Spaniards may not crowd the streets by the tens of thousands to celebrate their auteurs the way they do their futbolistas, but there has been a palpable sense of exuberance in the industry this spring about a historic moment for Spanish cinema.

“I wish we lived it like that!” director Rodrigo Sorogoyen joked on the radio about the football analogy, after the April 9 announcement that his new film, The Beloved (El Ser Querido), would join Pedro Almodóvar’s Bitter Christmas (Amarga Navidad) and Javier Calvo and Javier Ambrossi’s La Bola Negra in an unprecedented three-film representation of Spain in this year’s Official Competition at Cannes.

“There’s a certain movement in Spanish cinema,” Festival Director Thierry Frémaux affirmed at the announcement, pointing also to the French release the previous day of Spanish director Carla Simón’s Romería, a 2025 Cannes competition title. “This country has continued to produce formidable artists.”

Spanish productions and co-productions can also be found in Un Certain Regard, Cannes Première, Special Screenings, Critics’ Week and Cannes Selection.

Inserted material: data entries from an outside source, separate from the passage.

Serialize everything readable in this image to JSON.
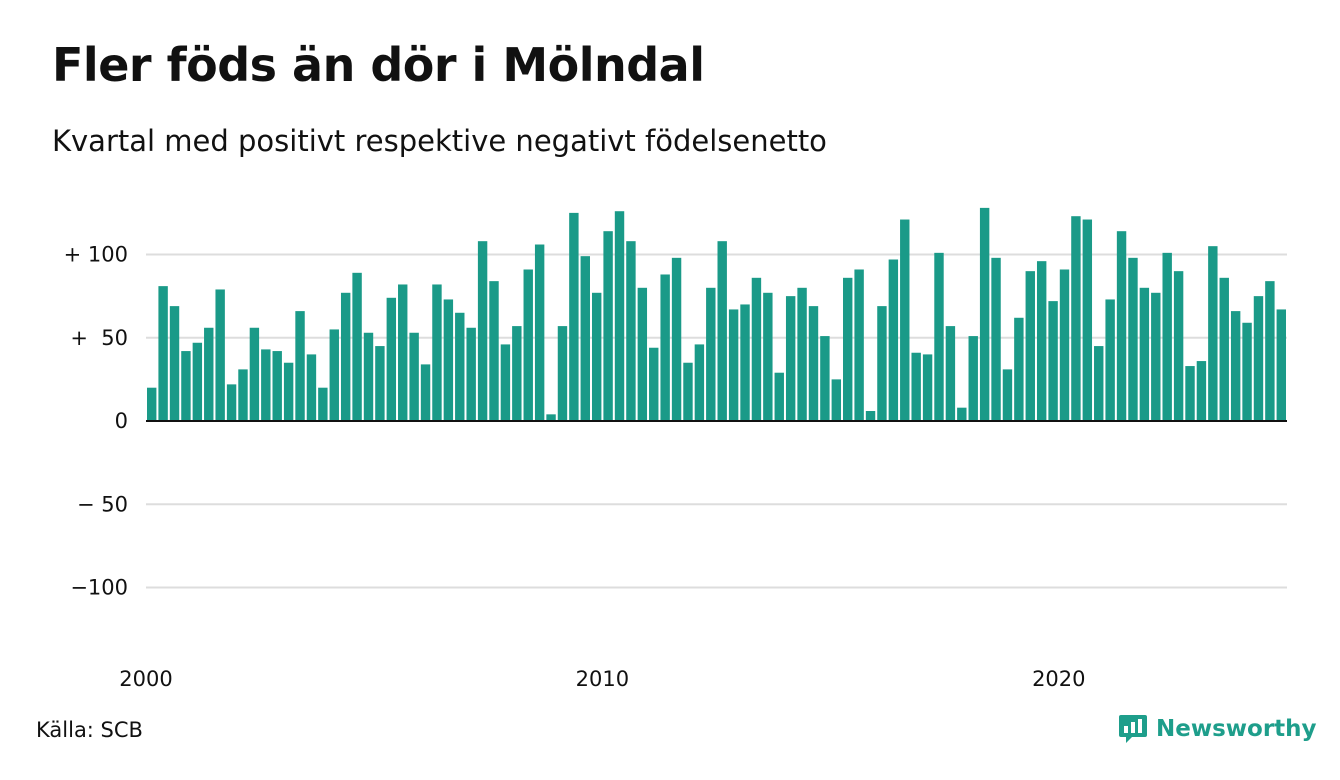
{
  "header": {
    "title": "Fler föds än dör i Mölndal",
    "subtitle": "Kvartal med positivt respektive negativt födelsenetto"
  },
  "footer": {
    "source": "Källa: SCB",
    "brand": "Newsworthy"
  },
  "colors": {
    "bar": "#1a9a88",
    "grid": "#dddddd",
    "baseline": "#111111",
    "brand": "#1e9e8b"
  },
  "chart_data": {
    "type": "bar",
    "ylim": [
      -140,
      140
    ],
    "yticks": [
      {
        "value": 100,
        "label": "+ 100"
      },
      {
        "value": 50,
        "label": "+  50"
      },
      {
        "value": 0,
        "label": "0"
      },
      {
        "value": -50,
        "label": "− 50"
      },
      {
        "value": -100,
        "label": "−100"
      }
    ],
    "xticks": [
      {
        "index": 0,
        "label": "2000"
      },
      {
        "index": 40,
        "label": "2010"
      },
      {
        "index": 80,
        "label": "2020"
      }
    ],
    "values": [
      20,
      81,
      69,
      42,
      47,
      56,
      79,
      22,
      31,
      56,
      43,
      42,
      35,
      66,
      40,
      20,
      55,
      77,
      89,
      53,
      45,
      74,
      82,
      53,
      34,
      82,
      73,
      65,
      56,
      108,
      84,
      46,
      57,
      91,
      106,
      4,
      57,
      125,
      99,
      77,
      114,
      126,
      108,
      80,
      44,
      88,
      98,
      35,
      46,
      80,
      108,
      67,
      70,
      86,
      77,
      29,
      75,
      80,
      69,
      51,
      25,
      86,
      91,
      6,
      69,
      97,
      121,
      41,
      40,
      101,
      57,
      8,
      51,
      128,
      98,
      31,
      62,
      90,
      96,
      72,
      91,
      123,
      121,
      45,
      73,
      114,
      98,
      80,
      77,
      101,
      90,
      33,
      36,
      105,
      86,
      66,
      59,
      75,
      84,
      67
    ]
  }
}
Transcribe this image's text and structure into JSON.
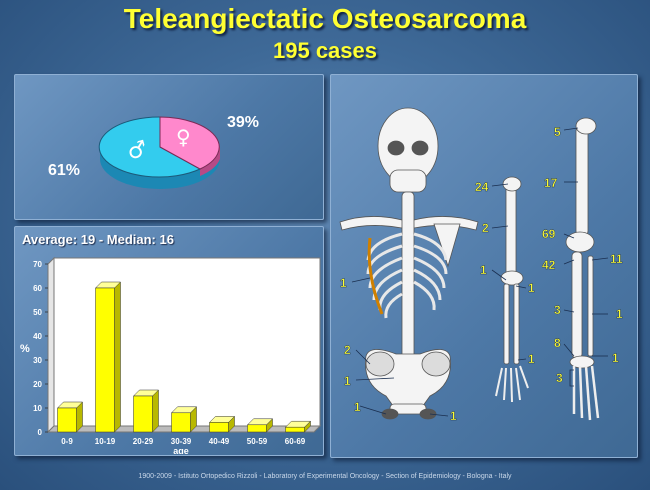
{
  "header": {
    "title": "Teleangiectatic Osteosarcoma",
    "subtitle": "195 cases"
  },
  "sex_pie": {
    "female_label": "39%",
    "male_label": "61%",
    "female_symbol": "♀",
    "male_symbol": "♂",
    "colors": {
      "female": "#ff88cc",
      "male": "#33ccee"
    }
  },
  "stats": {
    "text": "Average: 19  -  Median: 16"
  },
  "chart_data": [
    {
      "type": "pie",
      "categories": [
        "Female",
        "Male"
      ],
      "values": [
        39,
        61
      ],
      "title": "",
      "labels": [
        "39%",
        "61%"
      ]
    },
    {
      "type": "bar",
      "categories": [
        "0-9",
        "10-19",
        "20-29",
        "30-39",
        "40-49",
        "50-59",
        "60-69"
      ],
      "values": [
        10,
        60,
        15,
        8,
        4,
        3,
        2
      ],
      "title": "",
      "xlabel": "age",
      "ylabel": "%",
      "ylim": [
        0,
        70
      ],
      "yticks": [
        "0",
        "10",
        "20",
        "30",
        "40",
        "50",
        "60",
        "70"
      ],
      "grid": false,
      "bar_color": "#ffff00"
    }
  ],
  "skeleton": {
    "sites": {
      "ribs": "1",
      "pelvis_ilium": "2",
      "pelvis_mid": "1",
      "pelvis_low": "1",
      "pubis": "1",
      "humerus_proximal": "24",
      "humerus_shaft": "2",
      "humerus_distal": "1",
      "ulna": "1",
      "radius_distal": "1",
      "femur_head": "5",
      "femur_shaft": "17",
      "femur_distal": "69",
      "tibia_proximal": "42",
      "fibula_proximal": "11",
      "tibia_shaft": "3",
      "fibula_shaft": "1",
      "tibia_distal": "8",
      "fibula_distal": "1",
      "foot": "3"
    }
  },
  "footer": {
    "text": "1900-2009  -  Istituto Ortopedico Rizzoli  -  Laboratory of Experimental Oncology  -  Section of Epidemiology  -  Bologna  -  Italy"
  }
}
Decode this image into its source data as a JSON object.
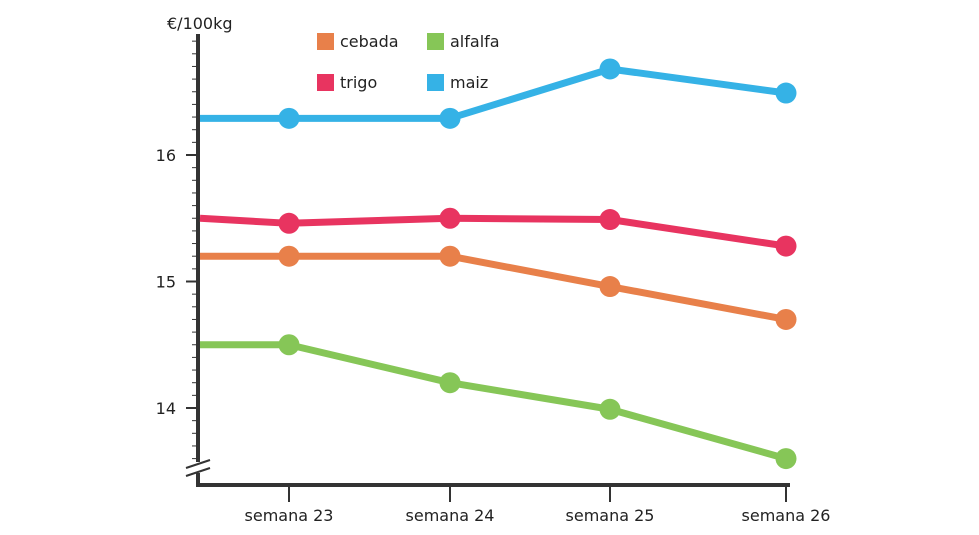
{
  "chart_data": {
    "type": "line",
    "title": "",
    "ylabel": "€/100kg",
    "xlabel": "",
    "categories": [
      "semana 23",
      "semana 24",
      "semana 25",
      "semana 26"
    ],
    "ylim": [
      13.45,
      17.0
    ],
    "yticks": [
      14,
      15,
      16
    ],
    "y_axis_break": true,
    "legend_position": "top",
    "series": [
      {
        "name": "cebada",
        "color": "#E8804A",
        "values": [
          15.2,
          15.2,
          14.96,
          14.7
        ],
        "start_value": 15.2
      },
      {
        "name": "alfalfa",
        "color": "#86C657",
        "values": [
          14.5,
          14.2,
          13.99,
          13.6
        ],
        "start_value": 14.5
      },
      {
        "name": "trigo",
        "color": "#E83460",
        "values": [
          15.46,
          15.5,
          15.49,
          15.28
        ],
        "start_value": 15.5
      },
      {
        "name": "maiz",
        "color": "#35B2E6",
        "values": [
          16.29,
          16.29,
          16.68,
          16.49
        ],
        "start_value": 16.29
      }
    ]
  }
}
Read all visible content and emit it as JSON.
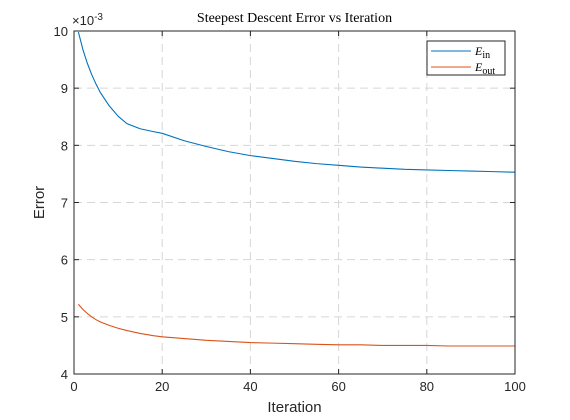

The Croisette will be well stocked with the country’s most internationally renowned talents: Javier Bardem stars in The Beloved; Penélope Cruz and Glenn Close appear in La Bola Negra; and rising actress Victoria Luengo co-stars in both Beloved and Bitter Christmas, the latter alongside Barbara Lennie, Leonardo Sbaraglia, Aitana Sánchez-Gijón and Milena Smit.